Nonferrous Metals Volatility Intensifies Amid Middle East Tensions

Nonferrous metal


Aluminum Market Faces Supply Disruptions

Nonferrous metals volatility has surged due to ongoing Middle East conflict. Consequently, aluminum supply risks have increased in global markets. Qatalum in Qatar now operates at 60% capacity after reduced gas supply. Meanwhile, Aluminum Bahrain declared force majeure, threatening European imports. As a result, LME aluminum prices reached four-year highs, spiking U.S. Midwest premiums and affecting primary aluminum scrap demand positively.


Copper and Precious Metals React to Market Pressures

In contrast, copper prices declined despite improving demand in red metals sectors. Spot copper fell 11 cents per pound on Comex, closing at $5.71, before further intraday losses. Meanwhile, precious metals weakened due to a stronger U.S. dollar. Freight rates and fuel surcharges also rose sharply, reflecting the conflict’s impact on shipping costs. Therefore, global traders must adjust strategies amid rising transportation and raw material expenses.

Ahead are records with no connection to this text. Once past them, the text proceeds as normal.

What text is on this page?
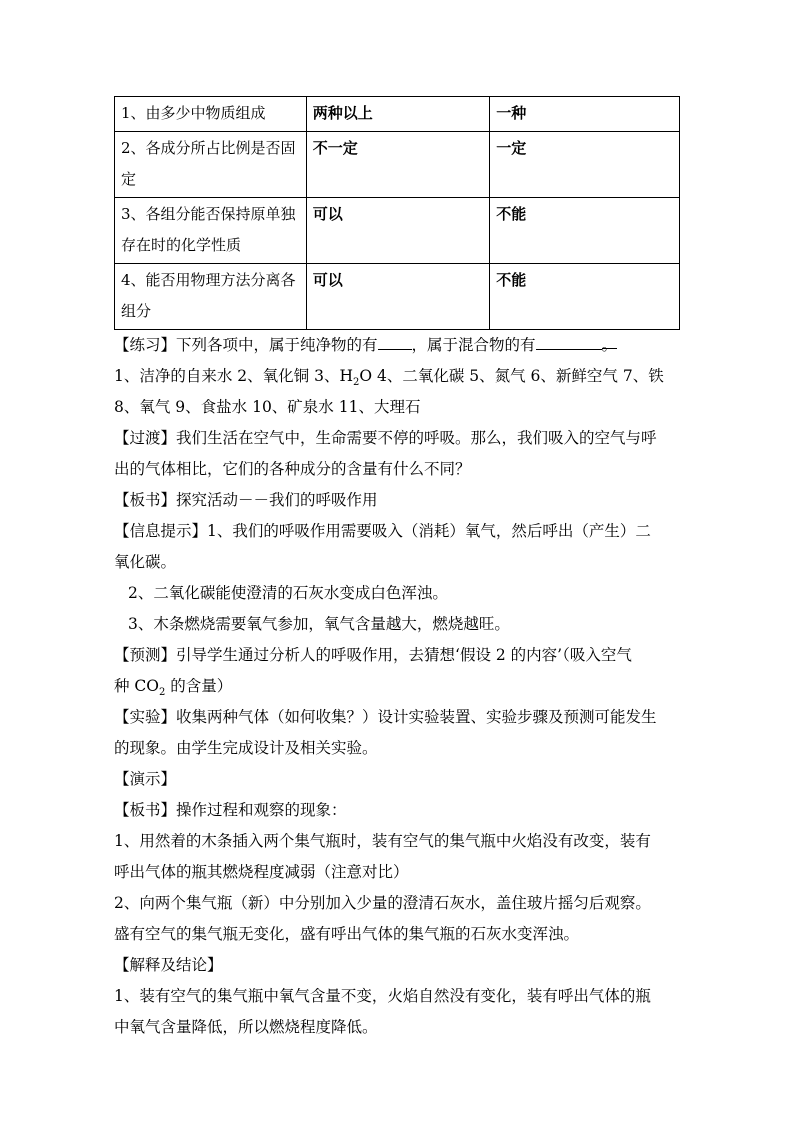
1、由多少中物质组成	两种以上	一种
2、各成分所占比例是否固定	不一定	一定
3、各组分能否保持原单独存在时的化学性质	可以	不能
4、能否用物理方法分离各组分	可以	不能

【练习】下列各项中，属于纯净物的有 ，属于混合物的有	。

1、洁净的自来水 2、氧化铜 3、$H_2O$ 4、二氧化碳 5、氮气 6、新鲜空气 7、铁

8、氧气 9、食盐水 10、矿泉水 11、大理石

【过渡】我们生活在空气中，生命需要不停的呼吸。那么，我们吸入的空气与呼

出的气体相比，它们的各种成分的含量有什么不同？

【板书】探究活动－－我们的呼吸作用

【信息提示】1、我们的呼吸作用需要吸入（消耗）氧气，然后呼出（产生）二

氧化碳。

2、二氧化碳能使澄清的石灰水变成白色浑浊。

3、木条燃烧需要氧气参加，氧气含量越大，燃烧越旺。

【预测】引导学生通过分析人的呼吸作用，去猜想‘假设 2 的内容’（吸入空气

种 $CO_2$ 的含量）

【实验】收集两种气体（如何收集？）设计实验装置、实验步骤及预测可能发生

的现象。由学生完成设计及相关实验。

【演示】

【板书】操作过程和观察的现象：

1、用然着的木条插入两个集气瓶时，装有空气的集气瓶中火焰没有改变，装有

呼出气体的瓶其燃烧程度减弱（注意对比）

2、向两个集气瓶（新）中分别加入少量的澄清石灰水，盖住玻片摇匀后观察。

盛有空气的集气瓶无变化，盛有呼出气体的集气瓶的石灰水变浑浊。

【解释及结论】

1、装有空气的集气瓶中氧气含量不变，火焰自然没有变化，装有呼出气体的瓶

中氧气含量降低，所以燃烧程度降低。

Outlook for Nonferrous Metals and Scrap Markets

Looking forward, nonferrous metals volatility is expected to persist while Middle East tensions continue. Aluminum could test prior highs of $1.75 per pound, further pressuring scrap supply. Secondary aluminum markets remain soft due to limited automotive and housing demand. Consequently, strategic sourcing of recycled and primary feedstocks will remain critical for mills and traders globally.


ScrapInsight Commentary

Nonferrous metals volatility highlights the fragility of global supply chains amid geopolitical risks. Aluminum’s supply constraints boost primary scrap demand, while secondary markets lag due to weaker end-user demand. Investors and policy analysts should monitor Middle East developments and Section 232 tariff impacts on U.S. premiums for strategic decision-making.